Create a list of 3-4 "take home message". If you only remember 3-4 things about the article, these points are what you want to remember. Make this list in a separate document or on the first page of the article so it's easy to find.
In Adobe Reader (and maybe other PDF readers), you can insert comments and then have only the comments displayed (rather than showing them on the pages of the document). This is another way to bring important points to the surface.
Copy key text and tables right out of the document into your notes file or document draft. Be careful that you don't accidentally plagiarize when doing this. It protect against that, I like to copy out of articles as screen caps (rather than text) so that I can't edit it directly.

You also want to make your notes "retraceable". For your take-homes or anything you copy out of the article, be sure to say where in the article it was found (e.g., page, and even paragraph). This makes it easier to go back to the full discussion if you have to.

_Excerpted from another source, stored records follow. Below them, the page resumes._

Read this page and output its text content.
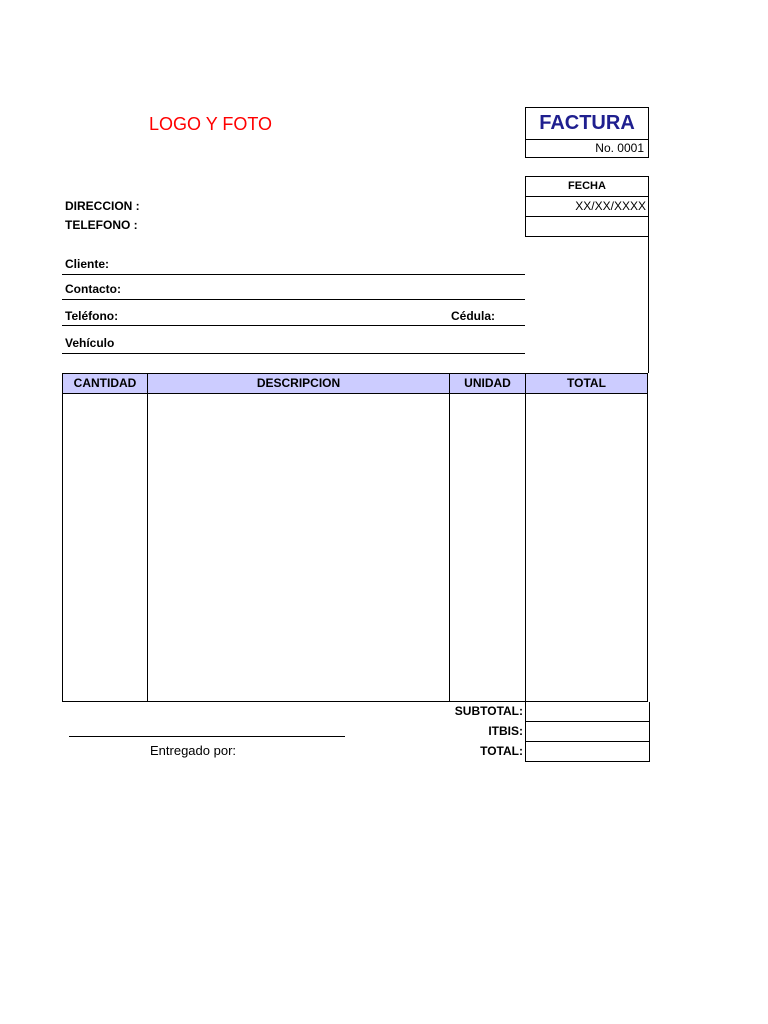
LOGO Y FOTO	FACTURA
No. 0001
FECHA
XX/XX/XXXX
DIRECCION :
TELEFONO :
Cliente:
Contacto:
Teléfono:	Cédula:
Vehículo
CANTIDAD	DESCRIPCION	UNIDAD	TOTAL
SUBTOTAL:
ITBIS:
TOTAL:
Entregado por:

Suggestion #1 Try formal speed reading methods

I've tried a couple (Evelyn Wood: http://www.ewrd.com/ewrd/index.asp and Iris: http://www.irisreading.com/). I've had more luck with Iris (by which I mean, it's stuck as a habit), but that's probably because I took the Iris course, while I tried to learn EW from the book. Here are some general speed reading tips taken from both. These methods assume you're reading a chapter or section end-to-end (which you may not be if you're using one of the methods above). However, you can apply these techniques to individual sections of a research article pretty easily.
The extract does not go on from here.